Normally, I used Vivian’s office as my writing space while she did admin work, but it was an offsite day for her. So here I was, my butt planted on a wooden stool, my heart racing, and my hands jittery from four cups of espresso as I attempted to wrangle my manuscript into shape.
The holidays had been a dream. I ate, slept, and floated through the city with Kai by my side and not a care in the world. But now that they were over and Manhattan had resumed its snarling, frenetic energy, the sheer impossibility of my task loomed before me like Mount Everest.
Forty thousand words in three weeks. God, why hadn’t I been more disciplined about my writing before?
Because you were distracted.
Because you always run from the hard stuff.
Because it’s easy to keep pushing the hard stuff to tomorrow until there are no tomorrows left.
Panic and self-loathing formed a tight knot in my throat.
Across from me, Sloane tapped away, her face a mask of cool efficiency. We were roughly the same age, and she owned her own super successful business. So did Vivian. How come they had their shit together and I didn’t? What was their secret?
I had a steady paycheck and a decent lifestyle, but I was merely surviving while they were thriving. I didn’t begrudge my friends their success; however, the weight of my failures sat all too heavy on my chest. Why can’t I show up for myself where it really counts?
“How are things with Xavier?” I asked. I needed a distraction or I’d spiral into a wasteland of productivity. Nothing blocked my creativity more than creeping self-doubt. “Is he still alive, or have you murdered him and stashed his body in the trunk of your car?”

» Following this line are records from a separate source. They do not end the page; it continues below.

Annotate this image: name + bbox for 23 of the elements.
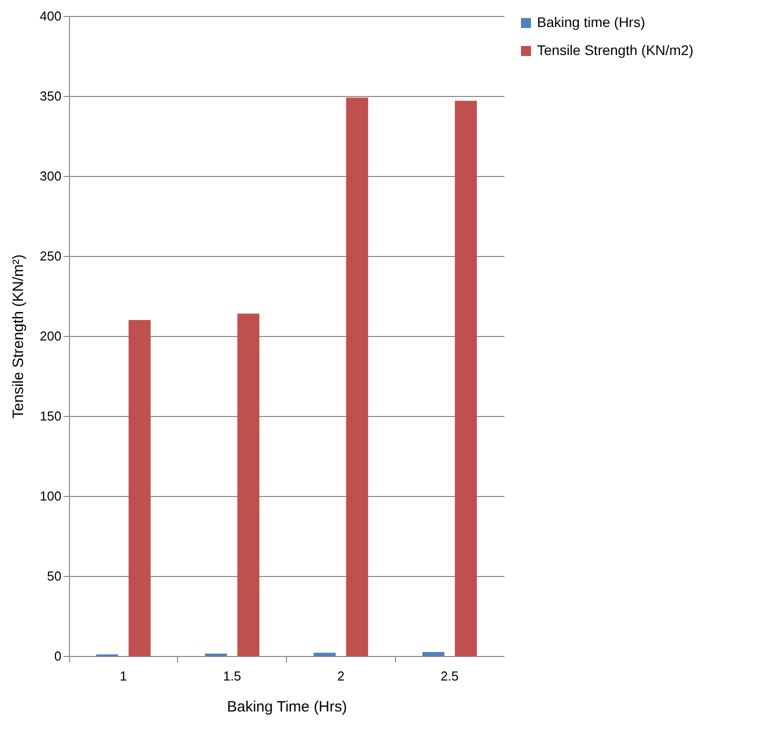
y-tick-label: 350 xyxy=(40,88,62,104)
y-tick-label: 300 xyxy=(40,168,62,184)
y-tick-label: 0 xyxy=(54,648,62,664)
y-tick-label: 200 xyxy=(40,328,62,344)
x-tick-label: 2 xyxy=(337,668,344,684)
y-axis-title: Tensile Strength (KN/m²) xyxy=(10,254,27,419)
bar xyxy=(422,652,444,656)
legend-label: Baking time (Hrs) xyxy=(537,14,646,30)
y-tick-label: 50 xyxy=(47,568,62,584)
y-tick-label: 150 xyxy=(40,408,62,424)
bar xyxy=(454,100,477,656)
x-tick-label: 1 xyxy=(120,668,127,684)
y-tick-label: 250 xyxy=(40,248,62,264)
y-tick-label: 100 xyxy=(40,488,62,504)
bar xyxy=(237,314,260,656)
bar xyxy=(314,652,336,656)
bar xyxy=(346,98,368,656)
bar xyxy=(128,320,151,656)
x-axis-title: Baking Time (Hrs) xyxy=(226,698,348,716)
x-tick-label: 2.5 xyxy=(440,668,459,684)
y-tick-label: 400 xyxy=(40,8,62,24)
legend-label: Tensile Strength (KN/m2) xyxy=(537,42,694,58)
x-tick-label: 1.5 xyxy=(223,668,242,684)
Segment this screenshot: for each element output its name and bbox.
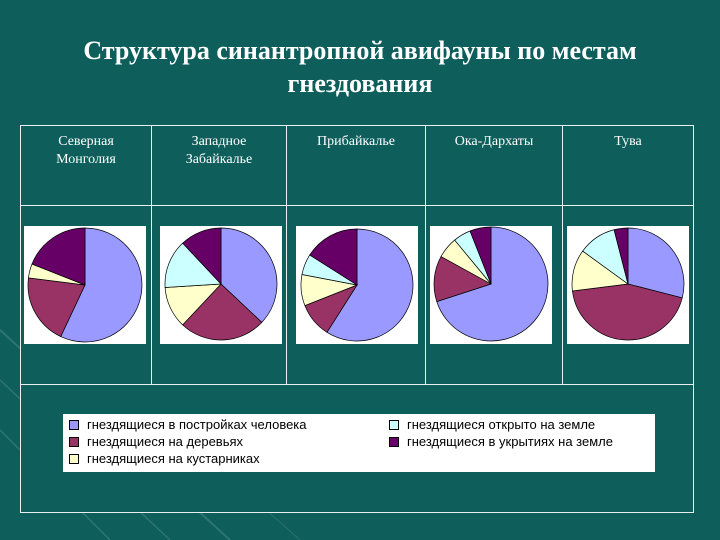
- pie-box-oka-darkhaty: [430, 226, 552, 344]
- slice-trees: [572, 283, 683, 341]
- legend-swatch-shrubs: [69, 453, 79, 464]
- pie-chart-oka-darkhaty: [433, 226, 549, 342]
- legend-item-buildings: гнездящиеся в постройках человека: [69, 417, 307, 433]
- slice-covered-ground: [182, 227, 222, 285]
- region-label-line: Ока-Дархаты: [454, 134, 534, 149]
- page-title: Структура синантропной авифауны по места…: [40, 34, 680, 100]
- legend-item-open-ground: гнездящиеся открыто на земле: [389, 417, 595, 433]
- column-divider-4: [562, 125, 563, 385]
- slice-covered-ground: [469, 226, 492, 285]
- region-label-line: Прибайкалье: [317, 134, 395, 149]
- region-label-pribaikalye: Прибайкалье: [292, 133, 420, 151]
- region-label-line: Забайкалье: [185, 152, 253, 167]
- title-line-1: Структура синантропной авифауны по места…: [83, 36, 637, 65]
- header-divider: [20, 205, 694, 206]
- legend-swatch-covered-ground: [389, 436, 399, 447]
- pie-chart-tuva: [571, 227, 685, 341]
- legend-swatch-open-ground: [389, 419, 399, 430]
- legend-swatch-buildings: [69, 419, 79, 430]
- region-label-line: Тува: [614, 134, 642, 149]
- slice-trees: [27, 277, 86, 338]
- chart-legend: гнездящиеся в постройках человека гнездя…: [63, 414, 655, 472]
- region-label-line: Северная: [58, 134, 114, 149]
- column-divider-2: [286, 125, 287, 385]
- slice-buildings: [436, 226, 549, 342]
- slice-covered-ground: [613, 227, 629, 285]
- pie-box-west-transbaikalia: [160, 226, 282, 344]
- region-label-tuva: Тува: [564, 133, 692, 151]
- pie-chart-west-transbaikalia: [164, 227, 278, 341]
- region-label-line: Западное: [191, 134, 247, 149]
- legend-label: гнездящиеся на кустарниках: [87, 451, 260, 466]
- legend-label: гнездящиеся в постройках человека: [87, 417, 307, 432]
- slice-buildings: [627, 227, 685, 299]
- legend-label: гнездящиеся открыто на земле: [407, 417, 596, 432]
- slice-trees: [182, 283, 263, 341]
- pie-box-tuva: [567, 226, 689, 344]
- title-line-2: гнездования: [287, 69, 433, 98]
- slice-buildings: [326, 228, 414, 342]
- column-divider-1: [151, 125, 152, 385]
- legend-swatch-trees: [69, 436, 79, 447]
- legend-item-shrubs: гнездящиеся на кустарниках: [69, 451, 260, 467]
- region-label-oka-darkhaty: Ока-Дархаты: [430, 133, 558, 151]
- pie-box-north-mongolia: [24, 226, 146, 344]
- slice-covered-ground: [309, 228, 358, 286]
- column-divider-3: [425, 125, 426, 385]
- pie-chart-north-mongolia: [27, 227, 143, 343]
- region-label-west-transbaikalia: Западное Забайкалье: [155, 133, 283, 169]
- legend-item-covered-ground: гнездящиеся в укрытиях на земле: [389, 434, 613, 450]
- pie-chart-pribaikalye: [300, 228, 414, 342]
- region-label-line: Монголия: [56, 152, 116, 167]
- legend-label: гнездящиеся на деревьях: [87, 434, 244, 449]
- slice-buildings: [60, 227, 143, 343]
- slice-covered-ground: [31, 227, 86, 286]
- pies-bottom-divider: [20, 384, 694, 385]
- pie-box-pribaikalye: [296, 226, 418, 344]
- region-label-north-mongolia: Северная Монголия: [22, 133, 150, 169]
- legend-item-trees: гнездящиеся на деревьях: [69, 434, 243, 450]
- legend-label: гнездящиеся в укрытиях на земле: [407, 434, 613, 449]
- slice-buildings: [220, 227, 278, 323]
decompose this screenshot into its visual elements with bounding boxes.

“Alive for now, but ask me again in twenty-four hours,” Sloane muttered. “I’m one irreverent quip away from hacking him to pieces with a butcher’s knife. It’ll be bad PR for me, but I can spin it. He’s insufferable.”
The Lululemon-wearing blonde next to us glanced up and slowly inched toward the other side of the long, communal table.
“Why did you take him on as your client if you hate him so much?” Sloane had been complaining about him since the day she picked him up from the airport. I thought they would’ve learned to get along by now, but her irritation seemed to expand by the day.
“Favor to his father.” Her curt tone disinvited further probing. “Don’t worry. I can handle Xavier Castillo. His stupid smile and dimples and joke gifts will not”—she jabbed at her keyboard—“deter me from my duties.”
My eyebrows skyrocketed. I had never, in all the years I’d known her, seen Sloane so heated.
“Of course not.” I paused. “What are your duties again?”
“Being a professional—” She sucked in a deep breath, held, and released before smoothing a hand over her perfect bun. Her voice leveled off. “Repairing, cultivating, and maintaining his reputation as a valuable member of society, not a spendthrift playboy with zero goals or ambition.”
“Well, if anyone can do it, it’s you,” I said cheerfully, wisely skipping over the reality that Xavier was, in fact, a spendthrift playboy with no discernible aspirations. “I have faith in you.”